Launch T – 6 Days

Today the focus of the blog post will be on the flight termination system (FTS) of the Stratos III rocket. We decided to tell you more about this component as just today we found out the delivery of FTS is delayed which significantly influences our plans for the launch. We initially planned to launch the rocket on the 18th of July but we are now forced to move the first launch attempt to the 24th of July at 20:00 CEST.

A digital model of the engine bay including the FTS.

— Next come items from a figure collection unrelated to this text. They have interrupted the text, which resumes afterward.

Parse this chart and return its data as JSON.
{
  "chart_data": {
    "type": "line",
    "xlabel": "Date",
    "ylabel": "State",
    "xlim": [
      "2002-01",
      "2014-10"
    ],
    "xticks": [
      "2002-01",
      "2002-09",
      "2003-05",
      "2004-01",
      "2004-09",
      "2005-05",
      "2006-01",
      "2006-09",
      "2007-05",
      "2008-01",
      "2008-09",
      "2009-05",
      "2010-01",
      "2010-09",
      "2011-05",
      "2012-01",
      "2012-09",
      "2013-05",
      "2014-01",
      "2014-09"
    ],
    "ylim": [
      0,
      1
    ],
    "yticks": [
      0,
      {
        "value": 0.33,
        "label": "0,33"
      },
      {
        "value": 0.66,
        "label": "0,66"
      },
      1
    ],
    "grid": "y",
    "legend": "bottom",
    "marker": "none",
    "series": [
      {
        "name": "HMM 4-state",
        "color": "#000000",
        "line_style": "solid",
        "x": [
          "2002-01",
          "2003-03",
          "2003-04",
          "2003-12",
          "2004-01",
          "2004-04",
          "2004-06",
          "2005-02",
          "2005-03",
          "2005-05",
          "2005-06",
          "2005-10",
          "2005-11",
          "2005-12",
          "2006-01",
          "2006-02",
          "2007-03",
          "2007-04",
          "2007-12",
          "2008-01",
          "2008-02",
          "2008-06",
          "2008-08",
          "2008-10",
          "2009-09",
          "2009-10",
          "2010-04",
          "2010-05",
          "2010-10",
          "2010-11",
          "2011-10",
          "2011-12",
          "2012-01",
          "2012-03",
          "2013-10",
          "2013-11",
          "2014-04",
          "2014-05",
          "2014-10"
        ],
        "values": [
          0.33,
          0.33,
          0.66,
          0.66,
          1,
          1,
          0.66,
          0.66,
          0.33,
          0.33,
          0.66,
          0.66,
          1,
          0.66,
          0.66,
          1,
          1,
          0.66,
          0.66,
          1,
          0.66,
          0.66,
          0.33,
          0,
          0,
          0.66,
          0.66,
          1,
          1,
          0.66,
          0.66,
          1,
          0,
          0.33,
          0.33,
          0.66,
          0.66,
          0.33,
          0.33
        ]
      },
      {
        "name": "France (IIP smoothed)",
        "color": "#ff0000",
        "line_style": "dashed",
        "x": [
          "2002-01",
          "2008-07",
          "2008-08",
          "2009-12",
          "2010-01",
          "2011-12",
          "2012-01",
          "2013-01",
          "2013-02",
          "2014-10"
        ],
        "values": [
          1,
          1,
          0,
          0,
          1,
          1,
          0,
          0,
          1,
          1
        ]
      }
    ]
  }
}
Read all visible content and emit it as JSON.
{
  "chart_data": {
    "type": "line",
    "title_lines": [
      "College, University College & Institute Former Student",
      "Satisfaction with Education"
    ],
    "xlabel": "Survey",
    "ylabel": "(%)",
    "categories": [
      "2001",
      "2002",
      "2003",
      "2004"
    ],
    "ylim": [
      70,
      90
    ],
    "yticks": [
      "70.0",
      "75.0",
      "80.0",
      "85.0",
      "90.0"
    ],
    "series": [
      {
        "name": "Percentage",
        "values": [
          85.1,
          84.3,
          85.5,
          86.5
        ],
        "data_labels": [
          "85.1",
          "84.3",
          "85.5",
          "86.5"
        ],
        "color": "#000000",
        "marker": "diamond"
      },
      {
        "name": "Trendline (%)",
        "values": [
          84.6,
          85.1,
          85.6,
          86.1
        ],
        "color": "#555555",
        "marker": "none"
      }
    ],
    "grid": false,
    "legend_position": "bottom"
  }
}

The flight termination system is located in the engine bay which is the section between the oxidizer tank and the combustion chamber of the rocket. Although the FTS system is a very small system of the launcher in terms of size, it is of utmost importance to ensure a safe flight for Stratos III. During the flight we will constantly monitor the rocket. We can see its exact location with radar and have visual tracking to we can see how the flight is going. To make sure that our flight is safe a large part of the sea and airspace are closed off, meaning that no boats or airplanes are allowed in this area. This area is called the safety zone. The size of the safety zone is based on simulations which take into account different wind conditions.

When we see on the radar that the rocket goes off course and could fly outside of the zone, a signal is send from the ground station to the rocket. When this signal is received, a cord in the engine bay separates the engine from the rest of the rocket and breaks the vehicle into pieces, ending the flight prematurely. After this, parts of the rocket will tumble down and land within the safety zone in the Atlantic Ocean.

Stratos III electronics team working on the flight termination system antennas.

As you might think, a system like the FTS must be extremely reliable. The type of system we use on the Stratos III is very similar to systems used on the rockets by NASA. The two antennas that are sticking out of the rocket are the FTS antennas that receive the signal from the ground and give it to the receiver. As the radio signals cannot be transmitted through the carbon fiber fincan, the antennas are sticking out of the side of the rocket.

The antennas and receiver system were tested successfully on Thursday, remarking another milestone in the project. With the flight termination system in the rocket, locals living close to the launch base or sea traffic can watch and enjoy the launch of Stratos III without any worries.